Other scientists think that, even if there are few good reasons to keep elephants in zoos in the first place, arguing for an abrupt end to elephant captivity is naive and idealistic, especially outside North America and Europe. “Although I believe all elephants should be wild, unfortunately that is not realistic," Plotnik says. In Asia, where he works, people have been using elephants as beasts of burden for centuries and currently have thousands of the animals captive in camps. Suddenly releasing all those animals is simply not feasible; there may not even be enough wild habitat left to accommodate them all. Plotnik thinks the best way forward is maintaining the wild Asian elephant population through conservation and slowly phasing out the captive one by finding new, equally lucrative jobs for elephant caretakers.
Moss wants something similar for elephants in zoos in the U.S. and Europe: “I would like to see them live out their lives and have no more breeding or importation.” Meehan hopes the kind of information she has collected will help improve the well-being of zoo elephants.
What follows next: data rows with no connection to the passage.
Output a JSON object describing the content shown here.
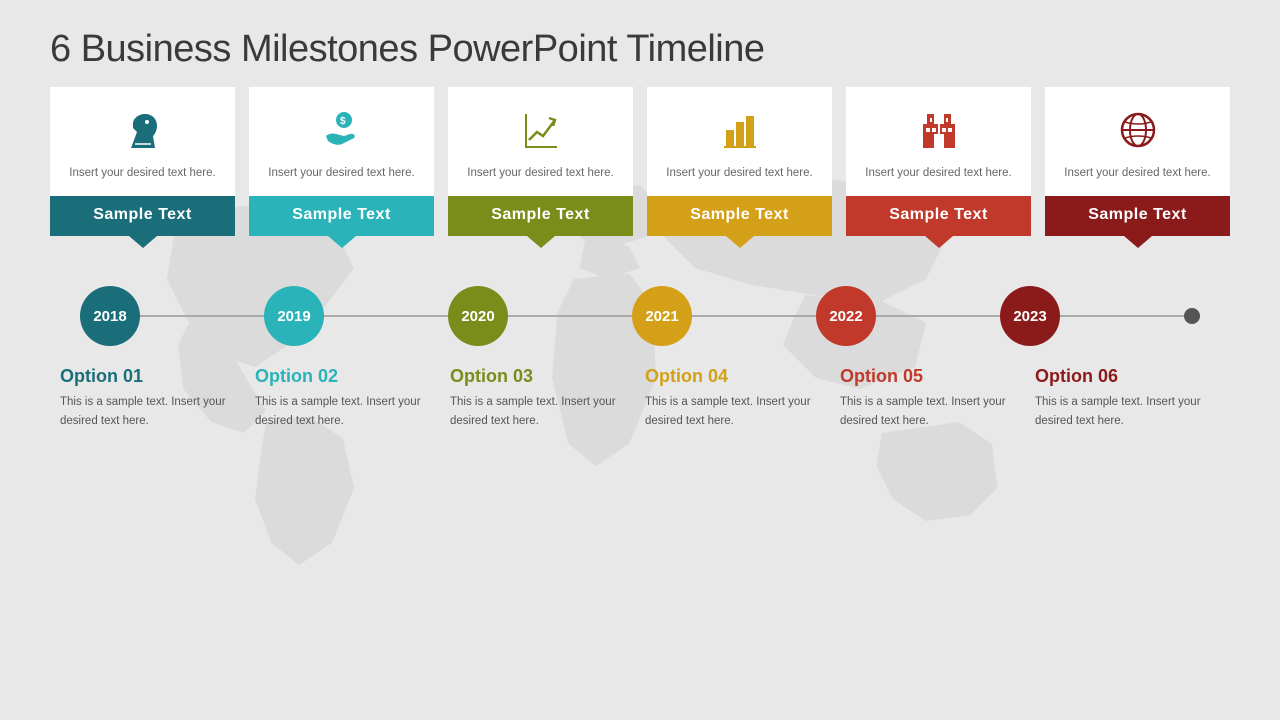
{
  "title": "6 Business Milestones PowerPoint Timeline",
  "cards": [
    {
      "id": "c1",
      "colorClass": "c1",
      "icon": "♞",
      "iconColor": "#1a6e7a",
      "bodyText": "Insert your desired text here.",
      "label": "Sample Text",
      "labelBg": "#1a6e7a"
    },
    {
      "id": "c2",
      "colorClass": "c2",
      "icon": "💰",
      "iconColor": "#2ab3b8",
      "bodyText": "Insert your desired text here.",
      "label": "Sample Text",
      "labelBg": "#2ab3b8"
    },
    {
      "id": "c3",
      "colorClass": "c3",
      "icon": "📈",
      "iconColor": "#7a8c1a",
      "bodyText": "Insert your desired text here.",
      "label": "Sample Text",
      "labelBg": "#7a8c1a"
    },
    {
      "id": "c4",
      "colorClass": "c4",
      "icon": "📊",
      "iconColor": "#d4a017",
      "bodyText": "Insert your desired text here.",
      "label": "Sample Text",
      "labelBg": "#d4a017"
    },
    {
      "id": "c5",
      "colorClass": "c5",
      "icon": "🏢",
      "iconColor": "#c0392b",
      "bodyText": "Insert your desired text here.",
      "label": "Sample Text",
      "labelBg": "#c0392b"
    },
    {
      "id": "c6",
      "colorClass": "c6",
      "icon": "🌐",
      "iconColor": "#8b1a1a",
      "bodyText": "Insert your desired text here.",
      "label": "Sample Text",
      "labelBg": "#8b1a1a"
    }
  ],
  "timeline": [
    {
      "year": "2018",
      "dotClass": "td1"
    },
    {
      "year": "2019",
      "dotClass": "td2"
    },
    {
      "year": "2020",
      "dotClass": "td3"
    },
    {
      "year": "2021",
      "dotClass": "td4"
    },
    {
      "year": "2022",
      "dotClass": "td5"
    },
    {
      "year": "2023",
      "dotClass": "td6"
    }
  ],
  "options": [
    {
      "titleClass": "ot1",
      "title": "Option 01",
      "text": "This is a sample text. Insert your desired text here."
    },
    {
      "titleClass": "ot2",
      "title": "Option 02",
      "text": "This is a sample text. Insert your desired text here."
    },
    {
      "titleClass": "ot3",
      "title": "Option 03",
      "text": "This is a sample text. Insert your desired text here."
    },
    {
      "titleClass": "ot4",
      "title": "Option 04",
      "text": "This is a sample text. Insert your desired text here."
    },
    {
      "titleClass": "ot5",
      "title": "Option 05",
      "text": "This is a sample text. Insert your desired text here."
    },
    {
      "titleClass": "ot6",
      "title": "Option 06",
      "text": "This is a sample text. Insert your desired text here."
    }
  ]
}
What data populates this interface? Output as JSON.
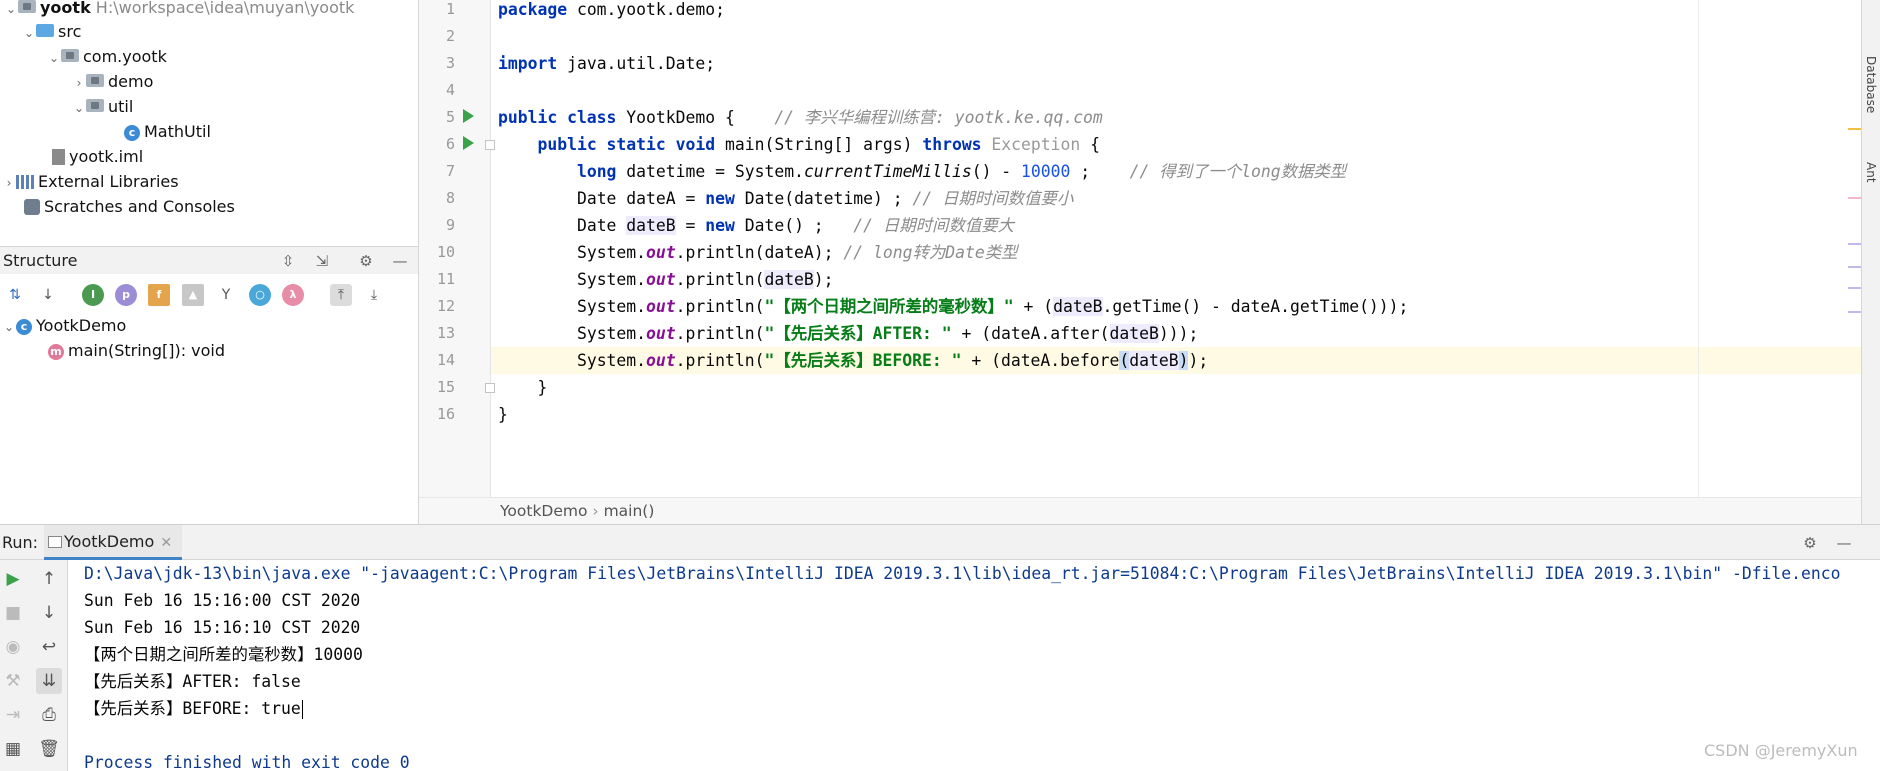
{
  "project_tree": {
    "root_name": "yootk",
    "root_path": "H:\\workspace\\idea\\muyan\\yootk",
    "items": [
      {
        "label": "src"
      },
      {
        "label": "com.yootk"
      },
      {
        "label": "demo"
      },
      {
        "label": "util"
      },
      {
        "label": "MathUtil"
      },
      {
        "label": "yootk.iml"
      },
      {
        "label": "External Libraries"
      },
      {
        "label": "Scratches and Consoles"
      }
    ]
  },
  "structure": {
    "title": "Structure",
    "tree": [
      "YootkDemo",
      "main(String[]): void"
    ]
  },
  "editor": {
    "line_numbers": [
      "1",
      "2",
      "3",
      "4",
      "5",
      "6",
      "7",
      "8",
      "9",
      "10",
      "11",
      "12",
      "13",
      "14",
      "15",
      "16"
    ],
    "code": {
      "l1_kw": "package",
      "l1_rest": " com.yootk.demo;",
      "l3_kw": "import",
      "l3_rest": " java.util.Date;",
      "l5_kw": "public class",
      "l5_name": " YootkDemo {    ",
      "l5_comment": "// 李兴华编程训练营: yootk.ke.qq.com",
      "l6_kw1": "public static void",
      "l6_mid": " main(String[] args) ",
      "l6_kw2": "throws",
      "l6_ex": " Exception",
      "l6_end": " {",
      "l7_kw": "long",
      "l7_a": " datetime = System.",
      "l7_m": "currentTimeMillis",
      "l7_b": "() - ",
      "l7_num": "10000",
      "l7_c": " ;    ",
      "l7_comment": "// 得到了一个long数据类型",
      "l8_a": "Date dateA = ",
      "l8_kw": "new",
      "l8_b": " Date(datetime) ; ",
      "l8_comment": "// 日期时间数值要小",
      "l9_a": "Date ",
      "l9_var": "dateB",
      "l9_b": " = ",
      "l9_kw": "new",
      "l9_c": " Date() ;   ",
      "l9_comment": "// 日期时间数值要大",
      "sys": "System.",
      "out": "out",
      "l10_rest": ".println(dateA); ",
      "l10_comment": "// long转为Date类型",
      "l11_a": ".println(",
      "l11_var": "dateB",
      "l11_b": ");",
      "l12_a": ".println(",
      "l12_str": "\"【两个日期之间所差的毫秒数】\"",
      "l12_b": " + (",
      "l12_var": "dateB",
      "l12_c": ".getTime() - dateA.getTime()));",
      "l13_a": ".println(",
      "l13_str": "\"【先后关系】AFTER: \"",
      "l13_b": " + (dateA.after(",
      "l13_var": "dateB",
      "l13_c": ")));",
      "l14_a": ".println(",
      "l14_str": "\"【先后关系】BEFORE: \"",
      "l14_b": " + (dateA.before",
      "l14_p1": "(",
      "l14_var": "dateB",
      "l14_p2": ")",
      "l14_c": ");",
      "l15": "}",
      "l16": "}"
    },
    "breadcrumb": [
      "YootkDemo",
      "main()"
    ]
  },
  "right_strip": [
    "Database",
    "Ant"
  ],
  "run_panel": {
    "label": "Run:",
    "tab": "YootkDemo",
    "console_lines": [
      "D:\\Java\\jdk-13\\bin\\java.exe \"-javaagent:C:\\Program Files\\JetBrains\\IntelliJ IDEA 2019.3.1\\lib\\idea_rt.jar=51084:C:\\Program Files\\JetBrains\\IntelliJ IDEA 2019.3.1\\bin\" -Dfile.enco",
      "Sun Feb 16 15:16:00 CST 2020",
      "Sun Feb 16 15:16:10 CST 2020",
      "【两个日期之间所差的毫秒数】10000",
      "【先后关系】AFTER: false",
      "【先后关系】BEFORE: true",
      "Process finished with exit code 0"
    ]
  },
  "watermark": "CSDN @JeremyXun",
  "colors": {
    "keyword": "#0033b3",
    "string": "#067d17",
    "comment": "#8c8c8c",
    "number": "#1750eb",
    "field": "#871094",
    "current_line": "#fffae3",
    "run_arrow": "#3aa34a"
  }
}
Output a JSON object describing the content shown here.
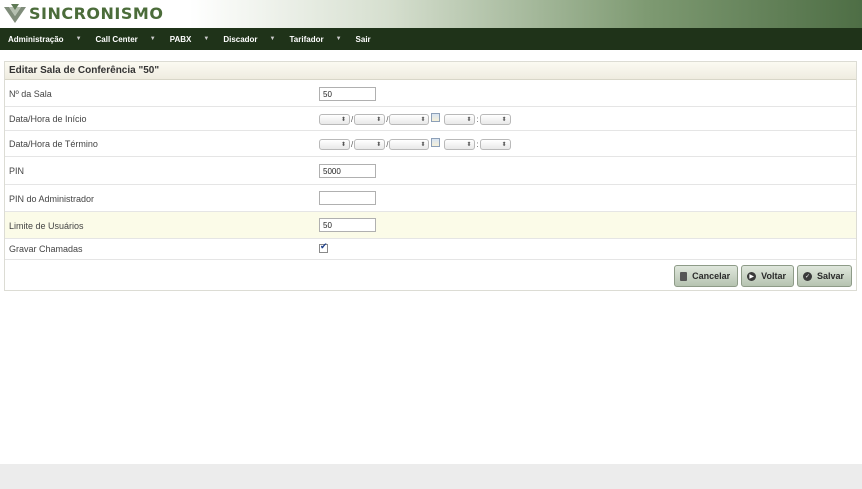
{
  "app": {
    "logo_text": "SINCRONISMO"
  },
  "nav": {
    "items": [
      {
        "label": "Administração",
        "has_menu": true
      },
      {
        "label": "Call Center",
        "has_menu": true
      },
      {
        "label": "PABX",
        "has_menu": true
      },
      {
        "label": "Discador",
        "has_menu": true
      },
      {
        "label": "Tarifador",
        "has_menu": true
      },
      {
        "label": "Sair",
        "has_menu": false
      }
    ]
  },
  "form": {
    "title": "Editar Sala de Conferência \"50\"",
    "room_number": {
      "label": "Nº da Sala",
      "value": "50"
    },
    "start_datetime": {
      "label": "Data/Hora de Início",
      "date_sep": "/",
      "time_sep": ":"
    },
    "end_datetime": {
      "label": "Data/Hora de Término",
      "date_sep": "/",
      "time_sep": ":"
    },
    "pin": {
      "label": "PIN",
      "value": "5000"
    },
    "admin_pin": {
      "label": "PIN do Administrador",
      "value": ""
    },
    "user_limit": {
      "label": "Limite de Usuários",
      "value": "50"
    },
    "record_calls": {
      "label": "Gravar Chamadas",
      "checked": true
    }
  },
  "buttons": {
    "cancel_label": "Cancelar",
    "back_label": "Voltar",
    "save_label": "Salvar"
  },
  "colors": {
    "nav_bg": "#1f3319",
    "brand_green": "#4b6c3a",
    "button_bg": "#c6d1c2",
    "highlight_row": "#fbfbe8"
  }
}
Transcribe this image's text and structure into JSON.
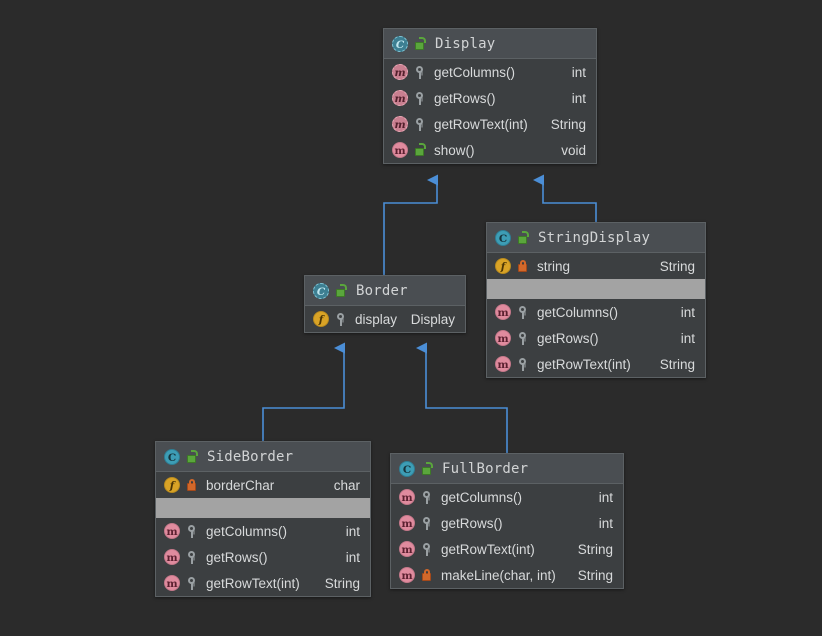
{
  "diagram": {
    "kind": "uml-class-diagram",
    "background": "#2b2b2b",
    "edge_color": "#4b8ed6",
    "selection_color": "#a3a3a3",
    "relation_label": "generalization"
  },
  "classes": {
    "display": {
      "name": "Display",
      "stereotype_icon": "abstract-class-icon",
      "visibility_icon": "public-lock-icon",
      "members": [
        {
          "icon": "abstract-method-icon",
          "visibility": "package-key-icon",
          "name": "getColumns()",
          "type": "int"
        },
        {
          "icon": "abstract-method-icon",
          "visibility": "package-key-icon",
          "name": "getRows()",
          "type": "int"
        },
        {
          "icon": "abstract-method-icon",
          "visibility": "package-key-icon",
          "name": "getRowText(int)",
          "type": "String"
        },
        {
          "icon": "method-icon",
          "visibility": "public-lock-icon",
          "name": "show()",
          "type": "void"
        }
      ]
    },
    "stringdisplay": {
      "name": "StringDisplay",
      "stereotype_icon": "class-icon",
      "visibility_icon": "public-lock-icon",
      "fields": [
        {
          "icon": "field-icon",
          "visibility": "private-lock-icon",
          "name": "string",
          "type": "String"
        }
      ],
      "methods": [
        {
          "icon": "method-icon",
          "visibility": "package-key-icon",
          "name": "getColumns()",
          "type": "int"
        },
        {
          "icon": "method-icon",
          "visibility": "package-key-icon",
          "name": "getRows()",
          "type": "int"
        },
        {
          "icon": "method-icon",
          "visibility": "package-key-icon",
          "name": "getRowText(int)",
          "type": "String"
        }
      ]
    },
    "border": {
      "name": "Border",
      "stereotype_icon": "abstract-class-icon",
      "visibility_icon": "public-lock-icon",
      "fields": [
        {
          "icon": "field-icon",
          "visibility": "package-key-icon",
          "name": "display",
          "type": "Display"
        }
      ]
    },
    "sideborder": {
      "name": "SideBorder",
      "stereotype_icon": "class-icon",
      "visibility_icon": "public-lock-icon",
      "fields": [
        {
          "icon": "field-icon",
          "visibility": "private-lock-icon",
          "name": "borderChar",
          "type": "char"
        }
      ],
      "methods": [
        {
          "icon": "method-icon",
          "visibility": "package-key-icon",
          "name": "getColumns()",
          "type": "int"
        },
        {
          "icon": "method-icon",
          "visibility": "package-key-icon",
          "name": "getRows()",
          "type": "int"
        },
        {
          "icon": "method-icon",
          "visibility": "package-key-icon",
          "name": "getRowText(int)",
          "type": "String"
        }
      ]
    },
    "fullborder": {
      "name": "FullBorder",
      "stereotype_icon": "class-icon",
      "visibility_icon": "public-lock-icon",
      "methods": [
        {
          "icon": "method-icon",
          "visibility": "package-key-icon",
          "name": "getColumns()",
          "type": "int"
        },
        {
          "icon": "method-icon",
          "visibility": "package-key-icon",
          "name": "getRows()",
          "type": "int"
        },
        {
          "icon": "method-icon",
          "visibility": "package-key-icon",
          "name": "getRowText(int)",
          "type": "String"
        },
        {
          "icon": "method-icon",
          "visibility": "private-lock-icon",
          "name": "makeLine(char, int)",
          "type": "String"
        }
      ]
    }
  }
}
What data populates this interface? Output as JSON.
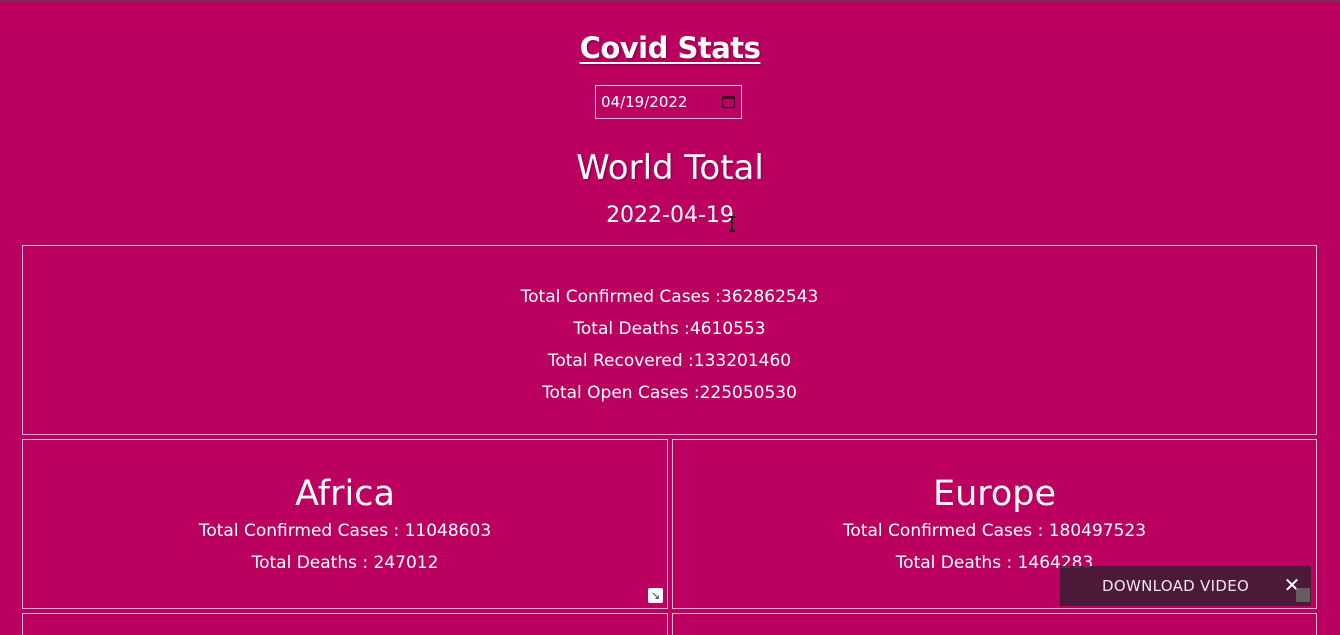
{
  "page": {
    "title": "Covid Stats",
    "date_value": "04/19/2022"
  },
  "world": {
    "heading": "World Total",
    "date": "2022-04-19",
    "stats": {
      "confirmed": "Total Confirmed Cases :362862543",
      "deaths": "Total Deaths :4610553",
      "recovered": "Total Recovered :133201460",
      "open": "Total Open Cases :225050530"
    }
  },
  "continents": [
    {
      "name": "Africa",
      "confirmed": "Total Confirmed Cases : 11048603",
      "deaths": "Total Deaths : 247012"
    },
    {
      "name": "Europe",
      "confirmed": "Total Confirmed Cases : 180497523",
      "deaths": "Total Deaths : 1464283"
    }
  ],
  "overlay": {
    "download_label": "DOWNLOAD VIDEO",
    "close_glyph": "✕",
    "resize_glyph": "↘"
  },
  "icons": {
    "calendar": "calendar-icon",
    "close": "close-icon",
    "resize": "resize-icon"
  },
  "colors": {
    "background": "#bb0060",
    "text": "#ffffff",
    "border": "#e6b3cc",
    "overlay": "#3c1e32"
  }
}
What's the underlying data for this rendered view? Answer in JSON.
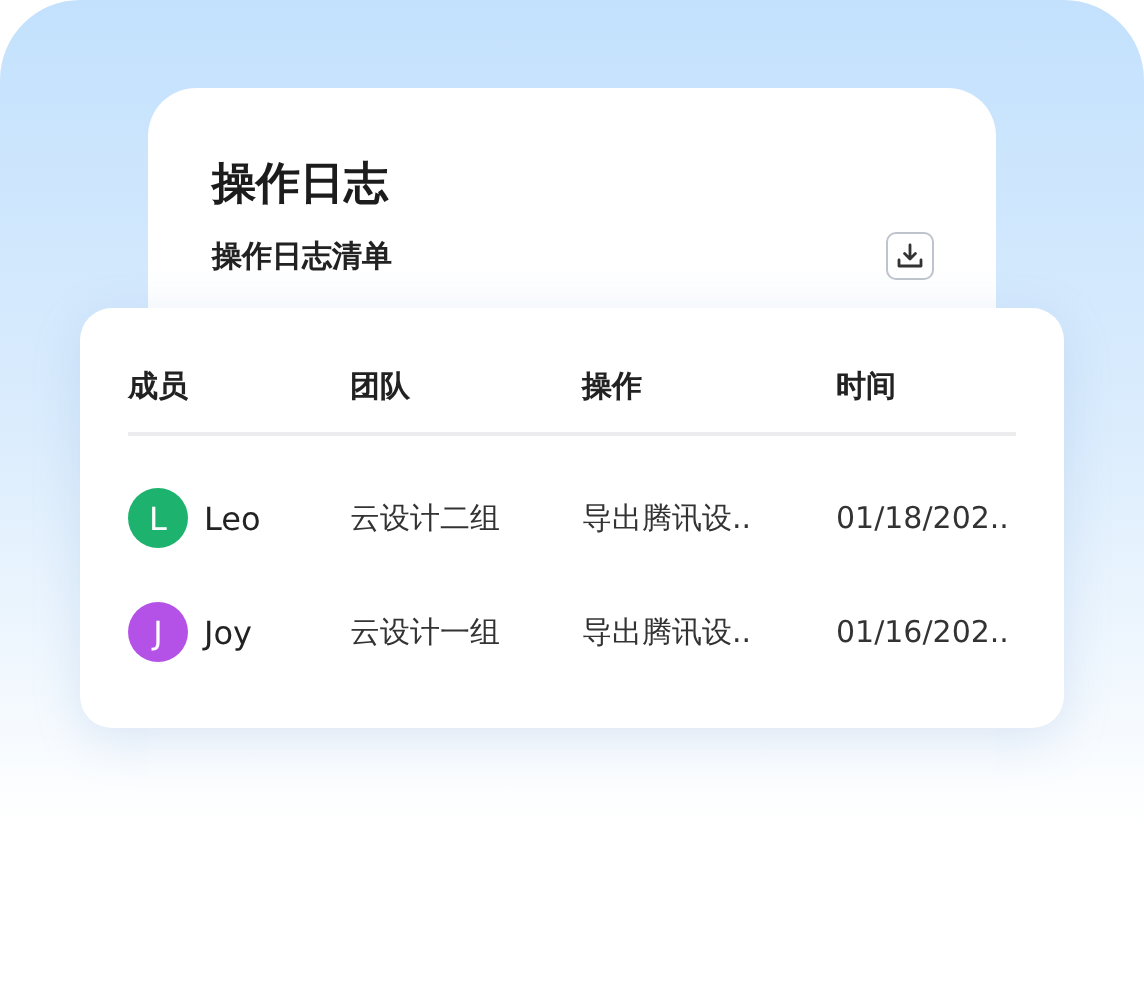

In recent years at least a few zoos have been trying to use animal welfare science to make their elephant enclosures more like sanctuaries. The Oregon Zoo in Portland is close to remodeling its elephant habitat in a way it claims will improve the livelihood of its four male and four female Asian elephants. Elephant Lands, set to open in 2015, is a hilly 2.5-hectare habitat covered mostly in deep sand rather than concrete and featuring a 490,000-liter pool for wallowing, bathing and playing. Elephants will be free to roam from one part of the terrain to another, explains elephant curator Bob Lee, which should hopefully allow males and females to interact as they choose. Various feeding machines will provide elephants with food at random intervals, because studies have linked such unpredictability to healthier body weights. Other feeders will exercise the elephants’ trunks and brains with out-of-reach snacks and mechanical puzzles. Refurbishing elephant enclosures so they are roomier and more intellectually stimulating is at once an acknowledgment and dismissal of the research on elephant intelligence and welfare.